Keeping her company while she ate, Rose had learned the Romany for objects lying around the kitchen—the words for potatoes, broomstick, kettle, and cake. She wrote them down the way they sounded and added new ones each time the Gypsy called.

Bessarabia had disappeared from her life a few months later when Rose was sent away to school. But the words had lodged themselves in her head. Like a golden key, they had the power to take her into a hidden world. She had watched Bill’s face light up when she dredged them from her memory.

“I told my sisters you must have Gypsy blood!” He had taken her hand and run to find Constance, Patience, and Mercy. The sisters had hugged her, pulling out strands of her hair to wrap around their fingers, their eyes shining with relief at no longer having to hide what they called their kawlo rat. Their dark blood.

During that summer of 1936, Rose had grown very close to the Lee family. At Chichester market they had introduced her to other Sussex Gypsies. For a packet of tea and a pouch of tobacco, they would tell her how they’d cured a horse or a dog of this or that ailment, where to find the herbs they used for the treatment, and the right way to administer them to the animal.

Bill himself had taught her how to treat a horse with colic by mixing grated gentian root and mint leaves with warm milk and honey. When she went with him searching for herbs, he would take her to hidden places and show her things she’d never seen before, like a beaver’s dam and a squirrel’s nest.

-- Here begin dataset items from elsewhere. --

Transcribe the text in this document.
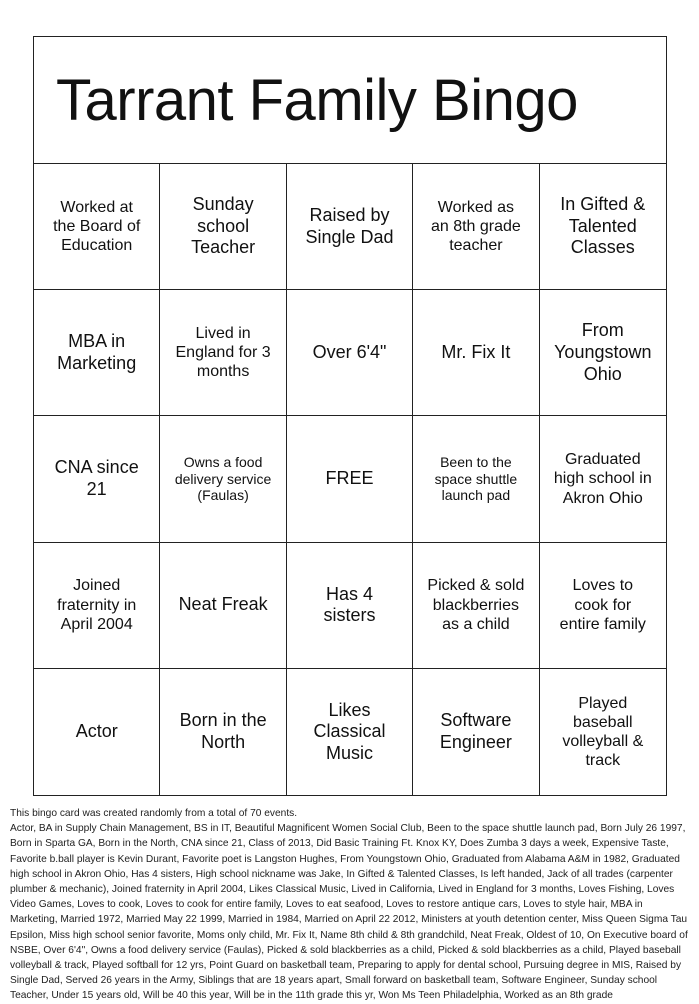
Tarrant Family Bingo
Worked at the Board of Education
Sunday school Teacher
Raised by Single Dad
Worked as an 8th grade teacher
In Gifted & Talented Classes
MBA in Marketing
Lived in England for 3 months
Over 6'4"	Mr. Fix It
From Youngstown Ohio
CNA since 21
Owns a food delivery service (Faulas)
FREE
Been to the space shuttle launch pad
Graduated high school in Akron Ohio
Joined fraternity in April 2004
Neat Freak
Has 4 sisters
Picked & sold blackberries as a child
Loves to cook for entire family
Actor
Born in the North
Likes Classical Music
Software Engineer
Played baseball volleyball & track

This bingo card was created randomly from a total of 70 events.

Actor, BA in Supply Chain Management, BS in IT, Beautiful Magnificent Women Social Club, Been to the space shuttle launch pad, Born July 26 1997, Born in Sparta GA, Born in the North, CNA since 21, Class of 2013, Did Basic Training Ft. Knox KY, Does Zumba 3 days a week, Expensive Taste, Favorite b.ball player is Kevin Durant, Favorite poet is Langston Hughes, From Youngstown Ohio, Graduated from Alabama A&M in 1982, Graduated high school in Akron Ohio, Has 4 sisters, High school nickname was Jake, In Gifted & Talented Classes, Is left handed, Jack of all trades (carpenter plumber & mechanic), Joined fraternity in April 2004, Likes Classical Music, Lived in California, Lived in England for 3 months, Loves Fishing, Loves Video Games, Loves to cook, Loves to cook for entire family, Loves to eat seafood, Loves to restore antique cars, Loves to style hair, MBA in Marketing, Married 1972, Married May 22 1999, Married in 1984, Married on April 22 2012, Ministers at youth detention center, Miss Queen Sigma Tau Epsilon, Miss high school senior favorite, Moms only child, Mr. Fix It, Name 8th child & 8th grandchild, Neat Freak, Oldest of 10, On Executive board of NSBE, Over 6'4", Owns a food delivery service (Faulas), Picked & sold blackberries as a child, Picked & sold blackberries as a child, Played baseball volleyball & track, Played softball for 12 yrs, Point Guard on basketball team, Preparing to apply for dental school, Pursuing degree in MIS, Raised by Single Dad, Served 26 years in the Army, Siblings that are 18 years apart, Small forward on basketball team, Software Engineer, Sunday school Teacher, Under 15 years old, Will be 40 this year, Will be in the 11th grade this yr, Won Ms Teen Philadelphia, Worked as an 8th grade
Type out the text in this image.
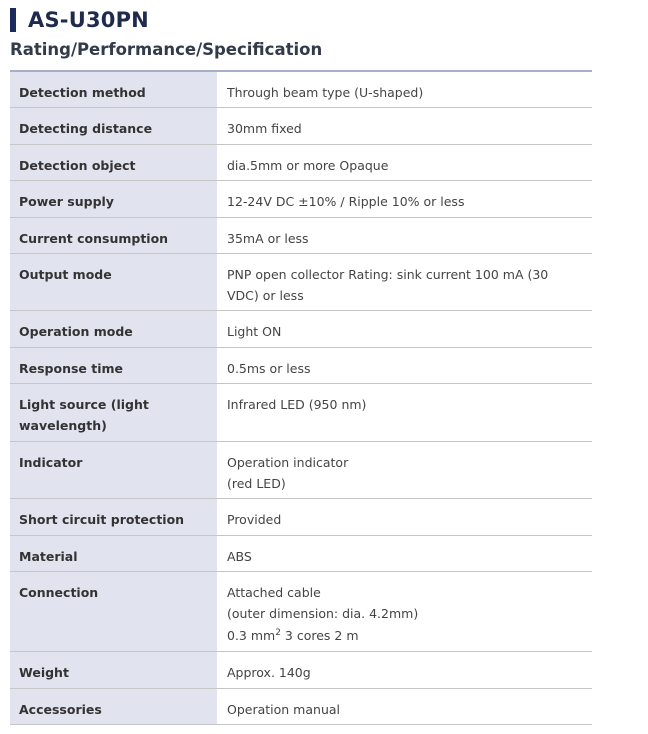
AS-U30PN
Rating/Performance/Specification
Detection method	Through beam type (U-shaped)

Detecting distance	30mm fixed

Detection object	dia.5mm or more Opaque

Power supply	12-24V DC ±10% / Ripple 10% or less

Current consumption	35mA or less

Output mode	PNP open collector Rating: sink current 100 mA (30 VDC) or less

Operation mode	Light ON

Response time	0.5ms or less

Light source (light wavelength)	Infrared LED (950 nm)

Indicator	Operation indicator
(red LED)

Short circuit protection	Provided

Material	ABS

Connection	Attached cable
(outer dimension: dia. 4.2mm)
0.3 $mm^2$ 3 cores 2 m

Weight	Approx. 140g

Accessories	Operation manual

And in return for all that he did for her, Rose had taught Bill how to read.

Now as she waved and ran toward the vardo, she thought how little he had changed in the years since that first summer. He was as lithe as the dog that bounded around his feet, and his face, though constantly exposed to the weather, bore no trace of any lines or wrinkles.

“Rosie! Tatchoavel mi kushti pen!” Welcome, sweet sister. He bundled her in his arms, lifting her off the grass and waltzing her around the fire.

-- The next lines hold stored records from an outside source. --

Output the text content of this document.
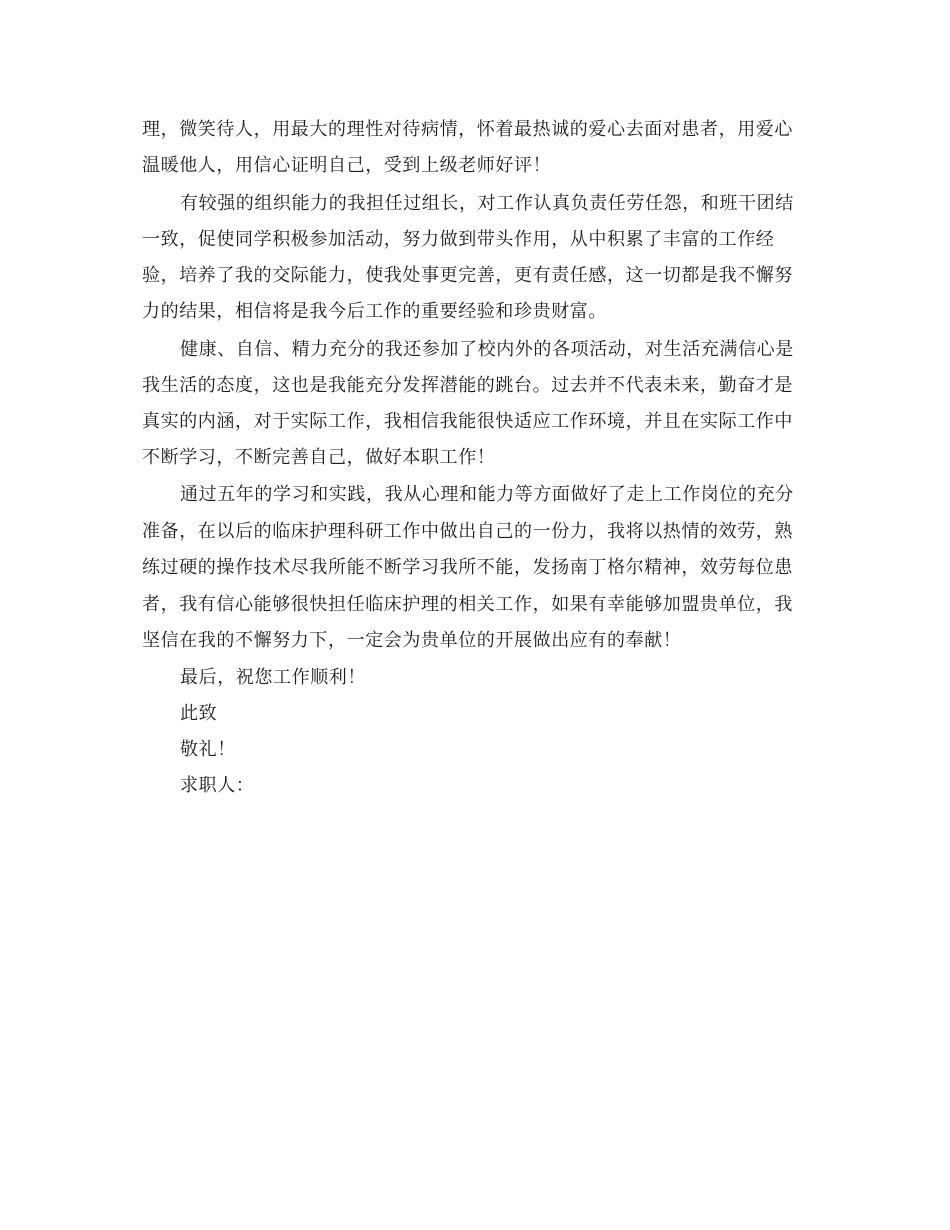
理，微笑待人，用最大的理性对待病情，怀着最热诚的爱心去面对患者，用爱心
温暖他人，用信心证明自己，受到上级老师好评！
有较强的组织能力的我担任过组长，对工作认真负责任劳任怨，和班干团结
一致，促使同学积极参加活动，努力做到带头作用，从中积累了丰富的工作经
验，培养了我的交际能力，使我处事更完善，更有责任感，这一切都是我不懈努
力的结果，相信将是我今后工作的重要经验和珍贵财富。
健康、自信、精力充分的我还参加了校内外的各项活动，对生活充满信心是
我生活的态度，这也是我能充分发挥潜能的跳台。过去并不代表未来，勤奋才是
真实的内涵，对于实际工作，我相信我能很快适应工作环境，并且在实际工作中
不断学习，不断完善自己，做好本职工作！
通过五年的学习和实践，我从心理和能力等方面做好了走上工作岗位的充分
准备，在以后的临床护理科研工作中做出自己的一份力，我将以热情的效劳，熟
练过硬的操作技术尽我所能不断学习我所不能，发扬南丁格尔精神，效劳每位患
者，我有信心能够很快担任临床护理的相关工作，如果有幸能够加盟贵单位，我
坚信在我的不懈努力下，一定会为贵单位的开展做出应有的奉献！
最后，祝您工作顺利！
此致
敬礼！
求职人：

She kissed his cheek. “Where’s Martha? And the chauvis?” She reached into her bag. “I’ve bought them a book of fairy tales—and a shawl for Martha.”

“They’ve gone to visit her mother.” Bill smiled at the gifts. “They’ll be grieved they missed you!”

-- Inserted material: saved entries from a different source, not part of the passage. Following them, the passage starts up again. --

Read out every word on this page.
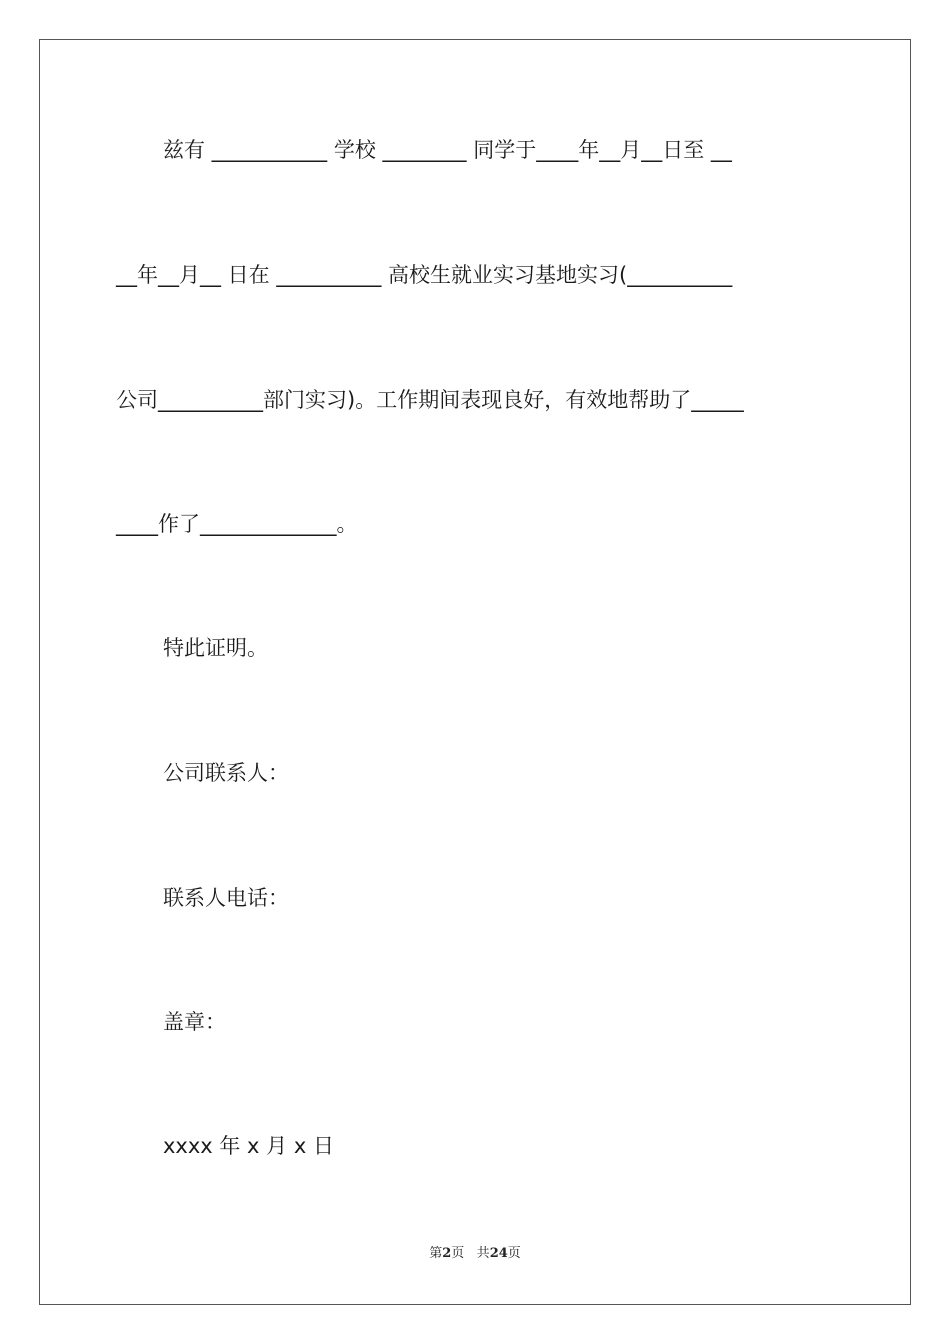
兹有 ___________ 学校 ________ 同学于____年__月__日至 __
__年__月__ 日在 __________ 高校生就业实习基地实习(__________
公司__________部门实习)。工作期间表现良好，有效地帮助了_____
____作了_____________。
特此证明。
公司联系人：
联系人电话：
盖章：
xxxx 年 x 月 x 日
第2页 共24页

Rose held his gaze. Words hung in the air, unspoken. There had always been a slight awkwardness with Martha, the woman Bill had chosen when Rose had turned him down. And seeing their children was always bittersweet, knowing that this was what she could have had.

Bill’s sisters had revealed his feelings the week before she was due to leave Sussex to resume her veterinary course. Constance, Patience, and Mercy had pulled her inside the vardo, giggling, when Bill had set off on a fishing trip.

“He’s terrible in love with you,” Patience had whispered. “If you marry him, you can live with us—won’t that be kushti!”

Rose had tried to explain. She’d already told them she was in love with a boy in college.

“But you’re not promised to him, are you?” Mercy had given her a sly look.

They hadn’t understood when she’d told them she was too young to settle down, that there was so much she wanted to do before getting married and having children. All three Lee sisters had found husbands since that summer. They had eleven children between them.

Now as she looked into Bill’s eyes, Rose saw nothing but friendly concern. Whatever romantic feelings he had once harbored toward her were long gone.

A loud bark broke the silence. Gunesh was chasing Bess in and out of the trees, and they had flushed a rabbit from the undergrowth.

“I’ll make us a brew, shall I?” Bill hung a kettle on a hook above the fire, then patted the step of the caravan. She settled down beside him, and for a few moments they sat watching the flames rise and fall. He sucked on his pipe and she breathed in the drifting smoke. It smelled of spiced cherries and roasted chestnuts. There was something very soothing about it.

“I’ve got something to show you.” She fished a small package wrapped in brown paper from her bag. “My book.”

He unwrapped it, angling the cover to catch the dying rays of the sun. “Herbal Healing for Animals.” He traced the letters with his fingers. “By Rose Daniel!”